Countrywide Financial Corp. said Thursday it had secured $12 billion in additional financing, even as loan fundings in August fell by 17 percent from a year ago and the company moves forward with plans to lay off up to 12,000 workers.

Countrywide, which received a $2 billion cash infusion from Bank of America in August after drawing down an $11.5 billion line of credit from 40 banks, said that since then it has arranged for $12 billion in additional secured borrowing capacity “through new or existing credit facilities.”

The Calabasas, Calif.-based lender’s stock was up nearly 8 percent shortly after noon on the news.

But the announcement came as Countrywide reported August loan fundings fell 17 percent from a year ago, to $34.3 billion, down from a recent peak of $45.3 billion in June. The 192,211 residential mortgage loans funded in August represented a 13 percent decline from July but surpassed a recent low hit in February, when 177,806 loans were funded.

In a Sept. 7 announcement of plans to lay off up to 20 percent of the company’s workers, Countrywide said it expected loan volume to decline by 25 percent in 2008.

Average daily mortgage loan applications in August were $2.3 billion, down 12 percent from July and August 2006. The mortgage loan pipeline was $52 billion at the end of August, compared with $64 billion at the same time last year.

Countrywide said it grew its mortgage loan servicing portfolio by 18 percent in the last 12 months, to $1.5 trillion.

The latest numbers show foreclosures pending as a percentage of unpaid principal balance continued to climb, hitting 1.2 percent at the end of August.
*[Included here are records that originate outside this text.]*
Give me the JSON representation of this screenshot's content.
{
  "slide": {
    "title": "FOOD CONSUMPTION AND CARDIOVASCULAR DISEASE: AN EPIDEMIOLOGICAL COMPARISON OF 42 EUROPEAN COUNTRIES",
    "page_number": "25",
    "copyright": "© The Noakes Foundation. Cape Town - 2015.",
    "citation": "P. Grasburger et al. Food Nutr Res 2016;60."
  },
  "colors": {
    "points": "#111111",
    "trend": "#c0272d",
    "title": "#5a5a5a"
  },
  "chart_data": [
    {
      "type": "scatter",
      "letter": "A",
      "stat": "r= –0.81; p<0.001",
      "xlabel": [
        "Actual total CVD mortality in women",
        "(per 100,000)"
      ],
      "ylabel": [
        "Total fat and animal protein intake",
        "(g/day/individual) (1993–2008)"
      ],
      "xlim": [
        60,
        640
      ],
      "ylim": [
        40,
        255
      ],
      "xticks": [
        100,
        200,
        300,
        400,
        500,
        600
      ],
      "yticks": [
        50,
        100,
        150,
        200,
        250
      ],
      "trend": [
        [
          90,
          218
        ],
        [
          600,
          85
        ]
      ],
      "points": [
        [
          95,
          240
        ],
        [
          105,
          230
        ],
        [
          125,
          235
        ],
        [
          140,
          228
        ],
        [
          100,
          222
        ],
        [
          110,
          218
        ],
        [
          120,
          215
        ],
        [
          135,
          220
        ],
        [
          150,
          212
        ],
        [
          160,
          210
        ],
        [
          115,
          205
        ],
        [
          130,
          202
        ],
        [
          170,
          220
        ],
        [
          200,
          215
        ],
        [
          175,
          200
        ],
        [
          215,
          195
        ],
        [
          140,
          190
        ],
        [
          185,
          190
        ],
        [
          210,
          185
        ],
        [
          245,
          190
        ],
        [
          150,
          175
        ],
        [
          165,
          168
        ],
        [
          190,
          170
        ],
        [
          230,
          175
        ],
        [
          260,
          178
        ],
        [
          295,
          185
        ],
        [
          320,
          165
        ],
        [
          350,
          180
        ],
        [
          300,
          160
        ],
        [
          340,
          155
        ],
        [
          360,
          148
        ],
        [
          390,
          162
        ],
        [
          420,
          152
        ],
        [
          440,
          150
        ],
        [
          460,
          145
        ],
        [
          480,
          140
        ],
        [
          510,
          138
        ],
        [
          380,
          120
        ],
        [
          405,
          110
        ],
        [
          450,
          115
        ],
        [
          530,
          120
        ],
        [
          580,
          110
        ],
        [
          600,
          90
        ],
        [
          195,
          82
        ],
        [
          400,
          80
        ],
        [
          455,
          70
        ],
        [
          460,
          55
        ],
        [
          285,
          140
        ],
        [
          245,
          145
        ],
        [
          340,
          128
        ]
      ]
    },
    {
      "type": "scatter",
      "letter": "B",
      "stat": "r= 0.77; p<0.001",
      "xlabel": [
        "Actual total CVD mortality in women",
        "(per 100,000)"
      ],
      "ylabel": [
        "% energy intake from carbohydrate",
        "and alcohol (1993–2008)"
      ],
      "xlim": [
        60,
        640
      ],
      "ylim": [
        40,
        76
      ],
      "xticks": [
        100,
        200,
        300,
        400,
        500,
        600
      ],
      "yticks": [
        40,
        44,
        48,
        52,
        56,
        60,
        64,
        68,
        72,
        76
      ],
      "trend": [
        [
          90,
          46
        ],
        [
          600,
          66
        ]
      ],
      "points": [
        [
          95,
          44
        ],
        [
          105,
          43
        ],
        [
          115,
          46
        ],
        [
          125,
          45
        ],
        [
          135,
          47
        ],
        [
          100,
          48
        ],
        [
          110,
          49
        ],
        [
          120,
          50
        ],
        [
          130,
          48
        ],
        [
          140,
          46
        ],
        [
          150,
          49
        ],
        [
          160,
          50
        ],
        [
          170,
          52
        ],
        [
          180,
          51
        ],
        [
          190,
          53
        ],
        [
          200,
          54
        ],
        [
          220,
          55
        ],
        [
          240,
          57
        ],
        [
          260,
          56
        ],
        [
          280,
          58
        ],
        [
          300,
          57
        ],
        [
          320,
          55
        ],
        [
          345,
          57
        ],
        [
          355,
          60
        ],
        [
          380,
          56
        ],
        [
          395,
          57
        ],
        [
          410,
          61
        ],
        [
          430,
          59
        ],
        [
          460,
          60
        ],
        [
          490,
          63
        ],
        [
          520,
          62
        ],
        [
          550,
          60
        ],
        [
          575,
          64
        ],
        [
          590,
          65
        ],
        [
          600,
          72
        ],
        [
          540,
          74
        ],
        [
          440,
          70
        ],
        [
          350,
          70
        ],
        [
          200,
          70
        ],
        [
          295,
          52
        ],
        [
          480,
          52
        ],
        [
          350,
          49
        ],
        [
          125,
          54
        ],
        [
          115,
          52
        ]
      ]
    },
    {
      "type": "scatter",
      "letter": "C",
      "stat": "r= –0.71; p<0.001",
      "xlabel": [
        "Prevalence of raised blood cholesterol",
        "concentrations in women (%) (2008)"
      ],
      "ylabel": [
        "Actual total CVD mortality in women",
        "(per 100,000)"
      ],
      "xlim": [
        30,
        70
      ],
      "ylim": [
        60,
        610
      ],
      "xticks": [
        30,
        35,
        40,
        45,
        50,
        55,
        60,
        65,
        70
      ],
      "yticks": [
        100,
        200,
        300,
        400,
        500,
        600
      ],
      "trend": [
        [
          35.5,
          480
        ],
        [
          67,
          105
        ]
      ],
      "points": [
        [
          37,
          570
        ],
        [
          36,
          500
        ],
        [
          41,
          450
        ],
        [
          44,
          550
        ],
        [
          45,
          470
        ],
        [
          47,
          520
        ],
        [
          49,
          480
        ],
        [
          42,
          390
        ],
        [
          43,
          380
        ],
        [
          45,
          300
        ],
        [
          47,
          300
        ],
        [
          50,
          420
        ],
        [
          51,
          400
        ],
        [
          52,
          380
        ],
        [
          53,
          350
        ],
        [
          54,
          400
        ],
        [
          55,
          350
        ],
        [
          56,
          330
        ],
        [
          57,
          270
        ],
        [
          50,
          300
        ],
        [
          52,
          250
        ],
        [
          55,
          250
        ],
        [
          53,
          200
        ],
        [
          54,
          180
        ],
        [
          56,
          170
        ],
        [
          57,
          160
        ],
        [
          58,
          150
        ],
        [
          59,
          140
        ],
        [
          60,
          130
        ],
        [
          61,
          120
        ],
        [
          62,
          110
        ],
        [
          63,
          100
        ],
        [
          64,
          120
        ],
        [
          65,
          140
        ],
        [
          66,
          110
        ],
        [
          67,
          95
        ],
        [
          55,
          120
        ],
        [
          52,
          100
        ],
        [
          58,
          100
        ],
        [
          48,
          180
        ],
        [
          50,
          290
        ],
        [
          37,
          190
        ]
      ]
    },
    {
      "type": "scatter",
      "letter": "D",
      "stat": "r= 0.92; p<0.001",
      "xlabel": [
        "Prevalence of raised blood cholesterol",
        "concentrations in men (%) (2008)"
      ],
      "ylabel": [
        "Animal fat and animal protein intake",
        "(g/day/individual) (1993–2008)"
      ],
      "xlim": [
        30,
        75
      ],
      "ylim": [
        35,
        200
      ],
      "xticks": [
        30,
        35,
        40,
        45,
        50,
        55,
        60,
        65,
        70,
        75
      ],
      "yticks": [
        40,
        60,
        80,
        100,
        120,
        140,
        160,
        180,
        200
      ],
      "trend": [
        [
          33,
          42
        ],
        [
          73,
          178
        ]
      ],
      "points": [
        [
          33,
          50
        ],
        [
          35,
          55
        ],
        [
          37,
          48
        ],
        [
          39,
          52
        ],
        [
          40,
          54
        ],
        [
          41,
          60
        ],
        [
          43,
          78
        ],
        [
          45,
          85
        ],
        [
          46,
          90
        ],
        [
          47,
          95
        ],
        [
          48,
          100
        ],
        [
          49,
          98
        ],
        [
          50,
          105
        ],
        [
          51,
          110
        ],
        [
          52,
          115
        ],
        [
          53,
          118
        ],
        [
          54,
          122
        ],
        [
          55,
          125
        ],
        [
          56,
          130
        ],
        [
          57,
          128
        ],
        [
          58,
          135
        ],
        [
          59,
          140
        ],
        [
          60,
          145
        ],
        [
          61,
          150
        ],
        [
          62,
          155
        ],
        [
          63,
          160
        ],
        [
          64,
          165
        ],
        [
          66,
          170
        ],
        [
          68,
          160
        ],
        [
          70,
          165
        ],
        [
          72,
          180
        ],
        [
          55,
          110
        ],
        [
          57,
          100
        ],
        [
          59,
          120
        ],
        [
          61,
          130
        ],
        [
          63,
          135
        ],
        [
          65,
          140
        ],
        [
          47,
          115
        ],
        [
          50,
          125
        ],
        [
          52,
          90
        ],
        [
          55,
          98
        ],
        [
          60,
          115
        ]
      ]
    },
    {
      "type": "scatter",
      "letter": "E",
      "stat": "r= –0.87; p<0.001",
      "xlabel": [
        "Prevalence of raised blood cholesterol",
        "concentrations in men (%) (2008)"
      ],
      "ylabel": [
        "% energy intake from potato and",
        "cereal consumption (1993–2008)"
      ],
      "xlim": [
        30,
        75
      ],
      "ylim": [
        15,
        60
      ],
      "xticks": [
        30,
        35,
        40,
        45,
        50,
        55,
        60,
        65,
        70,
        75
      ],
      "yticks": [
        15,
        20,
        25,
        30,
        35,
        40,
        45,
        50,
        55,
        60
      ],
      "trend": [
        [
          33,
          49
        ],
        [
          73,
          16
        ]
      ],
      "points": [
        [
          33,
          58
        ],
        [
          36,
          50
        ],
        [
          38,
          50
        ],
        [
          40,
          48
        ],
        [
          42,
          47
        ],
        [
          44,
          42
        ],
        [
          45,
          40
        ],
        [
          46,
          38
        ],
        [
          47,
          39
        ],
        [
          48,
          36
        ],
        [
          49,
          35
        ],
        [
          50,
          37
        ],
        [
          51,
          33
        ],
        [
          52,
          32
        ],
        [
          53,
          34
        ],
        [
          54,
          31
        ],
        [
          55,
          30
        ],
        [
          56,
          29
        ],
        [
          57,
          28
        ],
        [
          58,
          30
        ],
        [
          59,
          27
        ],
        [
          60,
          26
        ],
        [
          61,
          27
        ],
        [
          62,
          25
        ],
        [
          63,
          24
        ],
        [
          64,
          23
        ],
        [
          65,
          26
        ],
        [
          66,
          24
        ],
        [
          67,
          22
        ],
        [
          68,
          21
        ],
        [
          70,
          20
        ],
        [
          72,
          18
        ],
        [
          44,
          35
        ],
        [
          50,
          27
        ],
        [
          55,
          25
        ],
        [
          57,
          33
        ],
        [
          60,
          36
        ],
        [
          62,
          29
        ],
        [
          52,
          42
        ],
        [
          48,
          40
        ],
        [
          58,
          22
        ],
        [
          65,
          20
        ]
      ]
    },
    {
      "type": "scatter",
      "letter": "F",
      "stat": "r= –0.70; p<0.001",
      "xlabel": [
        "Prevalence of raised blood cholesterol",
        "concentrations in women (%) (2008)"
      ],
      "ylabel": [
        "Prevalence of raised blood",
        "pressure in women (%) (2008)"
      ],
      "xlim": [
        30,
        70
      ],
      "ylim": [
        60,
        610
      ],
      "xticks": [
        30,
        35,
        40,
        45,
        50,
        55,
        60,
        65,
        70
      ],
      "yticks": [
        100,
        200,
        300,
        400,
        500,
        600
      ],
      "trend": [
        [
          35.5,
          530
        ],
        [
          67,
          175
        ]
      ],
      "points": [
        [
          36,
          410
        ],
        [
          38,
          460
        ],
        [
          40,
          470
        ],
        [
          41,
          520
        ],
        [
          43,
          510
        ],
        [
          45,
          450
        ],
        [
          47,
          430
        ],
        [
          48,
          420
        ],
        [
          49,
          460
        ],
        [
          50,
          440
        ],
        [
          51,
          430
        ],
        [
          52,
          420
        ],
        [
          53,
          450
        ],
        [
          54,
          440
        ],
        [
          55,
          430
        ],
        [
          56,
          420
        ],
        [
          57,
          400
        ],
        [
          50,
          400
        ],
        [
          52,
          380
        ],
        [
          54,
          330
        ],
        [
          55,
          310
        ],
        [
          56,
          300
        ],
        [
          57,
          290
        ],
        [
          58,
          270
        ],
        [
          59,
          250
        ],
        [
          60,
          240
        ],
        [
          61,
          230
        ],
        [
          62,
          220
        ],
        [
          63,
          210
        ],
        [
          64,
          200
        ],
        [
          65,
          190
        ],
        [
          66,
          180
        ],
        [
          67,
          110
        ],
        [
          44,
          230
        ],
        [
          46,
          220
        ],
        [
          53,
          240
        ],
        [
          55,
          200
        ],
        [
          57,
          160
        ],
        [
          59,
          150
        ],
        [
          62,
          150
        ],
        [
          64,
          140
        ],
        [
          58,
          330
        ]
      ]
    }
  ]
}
That’s a 16-basis-point increase from July and more than double the 0.48 percent pending foreclosure rate of a year ago. Delinquencies as a percentage of unpaid principal balance were essentially flat at 4.9 percent compared to the previous month, but up from 3.65 percent a year ago.

As secondary market investors continue to shy away from securities backed by most nonprime mortgage loans, Countrywide said it was accelerating plans to migrate the funding of its mortgage originations to Countrywide Bank. The company said it has tightened product and underwriting guidelines so that all of the loans it originates are eligible for Fannie Mae, Freddie Mac or Ginnie Mae securitization programs, or meet Countrywide Bank’s investment criteria.

At $8.69 billion, August fundings of adjustable-rate mortgages were down from $11 billion in July and $19.3 billion a year ago. Subprime loan fundings totaled $1.27 billion, compared with $1.8 billion in July and $3.7 billion a year ago. At $2.2 billion, government fundings were down slightly from June and July, but nearly twice as great as the $1.61 billion tallied in August 2006.

Countrywide’s announcement of a possible 20 percent reduction in its workforce was preceded by smaller cuts, which showed up in the company’s August numbers.

Countrywide employed 33,658 workers in loan originations at the end of August, down 688 from a peak of 34,326 in July but up from 32,310 a year ago. Employment in loan servicing increased slightly, to 8,182, up 123 from the previous month, while the 1,984 workers employed in loan closing services represented a reduction of 45 positions from July. The company’s total workforce headcount stood at 60,867, down 719 from the previous month but up from 55,909 a year ago.